Does prevention pay?
Results are mixed on the cost-effectiveness of prevention
A new report by Trust for America’s Health offers solutions to policy makers and the public to increase the amount of prevention in the healthcare system. According to the report, prevention improves health and productivity “while saving billions in health care costs.”
In this report, the authors link prevention and savings by assuming that increasing preventive services will, in turn, reduce the spending on chronic diseases, lowering overall healthcare costs. For example, they said that chronic diseases like Type 2 diabetes and heart disease are responsible for 75 percent of total U.S. medical spending.
[See also: AHA: Americans living longer but getting sicker]
While this sounds like a reasonable connection, the link between prevention and reduction in health spending is not always a direct one.
A 2008 study by health experts from Tufts and Harvard universities found that prevention can at times save costs and others times, increase spending. In fact, their analysis of studies found that treatment and prevention are almost equally cost effective.
George Miller, an institute fellow at the Altarum Institute, said part of the challenge is with clinical preventive treatments like screening. Health screenings have to be performed on a large population – many of whom don’t have the illness. There also can be costs attributed to treating false-positive results.
“The reason it is so widely believed that prevention saves money is that it seems obvious,” he said. “It is less expensive to prevent someone from having a heart attack than to wait and treat him after. But there are a whole lot of expenditures that have to be counted and when you use those, you find that most clinical prevention doesn’t save money.”
[See also: Unhealthy behaviors impacting quality of life, costs]
But one area that evidence shows prevention may be more effective is outside of the doctor’s office. The Trust for America’s Health report focuses on environmental prevention efforts like augmenting the public health system, increasing anti-smoking activities and expanding workplace wellness efforts.
Miller said environmental prevention often decreases costs because they are focused on a targeted, at-risk population instead of blanketed across a wide range of people.
For instance, Rich Hamburg, deputy director of Trust for America’s Health, said money can be invested in one community to do a host of things at once – put in sidewalks, allow only healthy food and snack at schools and ban smoking.
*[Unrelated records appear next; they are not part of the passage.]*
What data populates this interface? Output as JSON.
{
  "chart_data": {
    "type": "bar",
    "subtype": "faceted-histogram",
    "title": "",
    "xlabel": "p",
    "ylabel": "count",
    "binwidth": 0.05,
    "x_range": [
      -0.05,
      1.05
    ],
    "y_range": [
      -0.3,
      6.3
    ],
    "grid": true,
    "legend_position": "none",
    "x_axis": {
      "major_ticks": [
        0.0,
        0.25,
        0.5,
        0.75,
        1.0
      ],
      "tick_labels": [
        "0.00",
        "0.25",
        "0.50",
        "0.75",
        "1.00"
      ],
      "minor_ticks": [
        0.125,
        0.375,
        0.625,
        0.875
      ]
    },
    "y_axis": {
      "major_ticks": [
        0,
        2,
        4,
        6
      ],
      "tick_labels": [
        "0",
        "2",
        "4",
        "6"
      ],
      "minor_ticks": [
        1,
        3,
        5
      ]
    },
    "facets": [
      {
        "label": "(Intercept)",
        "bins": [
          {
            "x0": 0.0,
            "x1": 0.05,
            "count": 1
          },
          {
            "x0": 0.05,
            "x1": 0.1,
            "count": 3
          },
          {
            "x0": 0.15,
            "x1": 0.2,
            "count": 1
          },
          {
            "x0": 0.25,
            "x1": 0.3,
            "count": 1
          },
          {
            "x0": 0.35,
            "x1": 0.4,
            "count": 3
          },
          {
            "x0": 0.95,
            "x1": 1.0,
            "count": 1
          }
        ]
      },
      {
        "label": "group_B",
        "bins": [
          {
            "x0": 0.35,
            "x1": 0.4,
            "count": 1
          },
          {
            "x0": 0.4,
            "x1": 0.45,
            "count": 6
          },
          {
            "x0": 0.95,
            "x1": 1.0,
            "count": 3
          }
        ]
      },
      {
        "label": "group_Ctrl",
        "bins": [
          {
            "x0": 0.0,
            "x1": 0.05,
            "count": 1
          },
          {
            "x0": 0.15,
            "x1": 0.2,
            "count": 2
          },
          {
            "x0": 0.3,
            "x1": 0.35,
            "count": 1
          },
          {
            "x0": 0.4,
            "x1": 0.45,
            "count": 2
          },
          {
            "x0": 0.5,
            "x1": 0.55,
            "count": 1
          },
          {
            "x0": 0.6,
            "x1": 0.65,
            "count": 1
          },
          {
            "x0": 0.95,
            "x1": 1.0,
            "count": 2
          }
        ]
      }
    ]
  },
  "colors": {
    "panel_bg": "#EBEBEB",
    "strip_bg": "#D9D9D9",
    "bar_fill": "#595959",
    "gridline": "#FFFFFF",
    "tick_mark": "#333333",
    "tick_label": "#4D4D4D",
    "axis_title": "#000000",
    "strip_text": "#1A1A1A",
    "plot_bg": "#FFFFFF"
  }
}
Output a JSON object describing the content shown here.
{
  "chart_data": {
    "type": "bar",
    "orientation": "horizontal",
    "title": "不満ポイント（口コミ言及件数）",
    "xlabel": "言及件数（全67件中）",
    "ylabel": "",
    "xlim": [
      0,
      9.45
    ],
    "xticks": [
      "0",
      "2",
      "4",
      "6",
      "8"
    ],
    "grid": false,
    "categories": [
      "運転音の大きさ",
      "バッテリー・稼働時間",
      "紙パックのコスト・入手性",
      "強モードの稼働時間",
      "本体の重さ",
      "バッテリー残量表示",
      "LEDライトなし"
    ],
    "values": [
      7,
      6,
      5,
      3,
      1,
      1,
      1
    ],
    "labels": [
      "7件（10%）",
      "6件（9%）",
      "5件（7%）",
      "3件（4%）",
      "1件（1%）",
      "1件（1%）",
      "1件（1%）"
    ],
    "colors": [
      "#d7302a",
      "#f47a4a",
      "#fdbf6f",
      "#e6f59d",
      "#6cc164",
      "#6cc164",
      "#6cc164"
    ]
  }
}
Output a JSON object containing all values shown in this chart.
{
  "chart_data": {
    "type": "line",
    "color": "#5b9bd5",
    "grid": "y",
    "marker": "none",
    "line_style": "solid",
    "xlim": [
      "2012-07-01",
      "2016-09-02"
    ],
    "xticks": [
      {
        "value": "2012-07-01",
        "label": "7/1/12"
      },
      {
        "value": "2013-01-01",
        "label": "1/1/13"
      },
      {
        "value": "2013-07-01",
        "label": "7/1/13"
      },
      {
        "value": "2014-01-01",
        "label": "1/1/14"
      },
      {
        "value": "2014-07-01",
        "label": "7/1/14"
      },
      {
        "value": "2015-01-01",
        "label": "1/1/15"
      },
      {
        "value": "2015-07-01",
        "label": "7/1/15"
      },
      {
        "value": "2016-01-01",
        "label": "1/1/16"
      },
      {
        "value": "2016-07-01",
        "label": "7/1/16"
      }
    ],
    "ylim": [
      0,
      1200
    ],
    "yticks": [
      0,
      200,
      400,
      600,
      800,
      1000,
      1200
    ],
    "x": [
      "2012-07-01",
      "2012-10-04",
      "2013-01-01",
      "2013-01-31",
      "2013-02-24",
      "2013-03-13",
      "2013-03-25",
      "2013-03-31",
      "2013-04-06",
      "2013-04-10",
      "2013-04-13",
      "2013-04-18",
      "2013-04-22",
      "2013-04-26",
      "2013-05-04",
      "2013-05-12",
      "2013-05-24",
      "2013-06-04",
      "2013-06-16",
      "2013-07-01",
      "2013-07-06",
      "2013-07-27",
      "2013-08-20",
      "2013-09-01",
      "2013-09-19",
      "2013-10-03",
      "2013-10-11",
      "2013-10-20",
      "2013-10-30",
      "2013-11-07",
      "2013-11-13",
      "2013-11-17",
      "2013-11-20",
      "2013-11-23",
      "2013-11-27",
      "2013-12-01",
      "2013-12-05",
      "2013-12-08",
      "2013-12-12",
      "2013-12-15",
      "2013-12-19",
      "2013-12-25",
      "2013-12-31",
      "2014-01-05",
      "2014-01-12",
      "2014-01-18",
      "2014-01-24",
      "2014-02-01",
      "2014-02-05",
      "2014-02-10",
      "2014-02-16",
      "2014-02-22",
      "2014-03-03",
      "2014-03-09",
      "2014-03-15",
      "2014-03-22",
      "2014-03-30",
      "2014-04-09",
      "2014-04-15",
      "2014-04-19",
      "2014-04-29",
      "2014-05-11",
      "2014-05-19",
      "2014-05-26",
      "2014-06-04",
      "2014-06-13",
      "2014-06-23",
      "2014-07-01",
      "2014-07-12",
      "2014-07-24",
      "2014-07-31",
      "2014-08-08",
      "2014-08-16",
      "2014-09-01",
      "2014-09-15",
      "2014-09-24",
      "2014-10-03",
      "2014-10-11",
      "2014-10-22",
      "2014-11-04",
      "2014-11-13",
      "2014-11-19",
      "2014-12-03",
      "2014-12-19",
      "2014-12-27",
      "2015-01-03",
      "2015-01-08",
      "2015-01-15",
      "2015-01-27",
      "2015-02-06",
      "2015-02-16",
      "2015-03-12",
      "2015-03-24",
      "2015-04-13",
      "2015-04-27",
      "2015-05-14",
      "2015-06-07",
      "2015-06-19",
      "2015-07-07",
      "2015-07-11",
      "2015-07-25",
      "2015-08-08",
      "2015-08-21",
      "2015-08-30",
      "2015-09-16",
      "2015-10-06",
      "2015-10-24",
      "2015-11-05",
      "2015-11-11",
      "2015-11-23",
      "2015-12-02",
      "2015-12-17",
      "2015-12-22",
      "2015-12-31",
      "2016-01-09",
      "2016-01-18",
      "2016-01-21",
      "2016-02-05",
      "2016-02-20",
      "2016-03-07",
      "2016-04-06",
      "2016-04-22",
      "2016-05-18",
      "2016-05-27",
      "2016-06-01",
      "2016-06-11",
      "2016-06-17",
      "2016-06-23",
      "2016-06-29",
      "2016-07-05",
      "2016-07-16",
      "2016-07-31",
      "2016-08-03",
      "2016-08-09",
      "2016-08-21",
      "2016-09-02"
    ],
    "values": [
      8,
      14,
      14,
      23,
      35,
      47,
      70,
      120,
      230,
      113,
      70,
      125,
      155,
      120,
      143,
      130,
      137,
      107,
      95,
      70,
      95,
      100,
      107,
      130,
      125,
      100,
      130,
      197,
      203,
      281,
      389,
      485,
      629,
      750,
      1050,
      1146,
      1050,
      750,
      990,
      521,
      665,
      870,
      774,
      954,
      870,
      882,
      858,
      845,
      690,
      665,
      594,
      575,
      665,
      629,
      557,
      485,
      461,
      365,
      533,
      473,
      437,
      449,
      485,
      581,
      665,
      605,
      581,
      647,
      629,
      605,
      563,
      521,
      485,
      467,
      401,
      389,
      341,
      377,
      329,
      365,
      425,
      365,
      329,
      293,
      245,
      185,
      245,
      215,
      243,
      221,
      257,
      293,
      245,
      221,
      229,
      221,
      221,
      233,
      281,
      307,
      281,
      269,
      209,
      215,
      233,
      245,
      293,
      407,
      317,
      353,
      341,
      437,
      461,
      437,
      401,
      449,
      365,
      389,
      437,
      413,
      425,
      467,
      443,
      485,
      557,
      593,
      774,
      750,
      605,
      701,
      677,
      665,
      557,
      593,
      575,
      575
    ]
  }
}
A meta-analysis of 2,815 studies in a July 2012 New England Journal of Medicine report bore Miller’s conclusion. Forty-six percent of environmental studies were found to be cost saving as opposed to 16 percent of clinical and 13 percent non-clinical, person-directed.
The results may be because of the lower expense of altering people’s environments in ways like creating smoking bans or requiring businesses to label calorie content on foods.
The authors cite the example of New York City, which increased tobacco taxes, created non-smoking laws and anti-smoking media campaigns. They said this has resulted in 450,000 fewer smokers in a decade and reduced smoking-related deaths by approximately 1,500 per year.
Additionally, a 2008 Trust for America’s Health report that found that targeted, strategic investment in “proven community-based programs to increase physical activity, improve nutrition and prevent smoking and tobacco use” could save more than $16 billion annually over five years. They estimated a return of $5.60 for every $1 spent.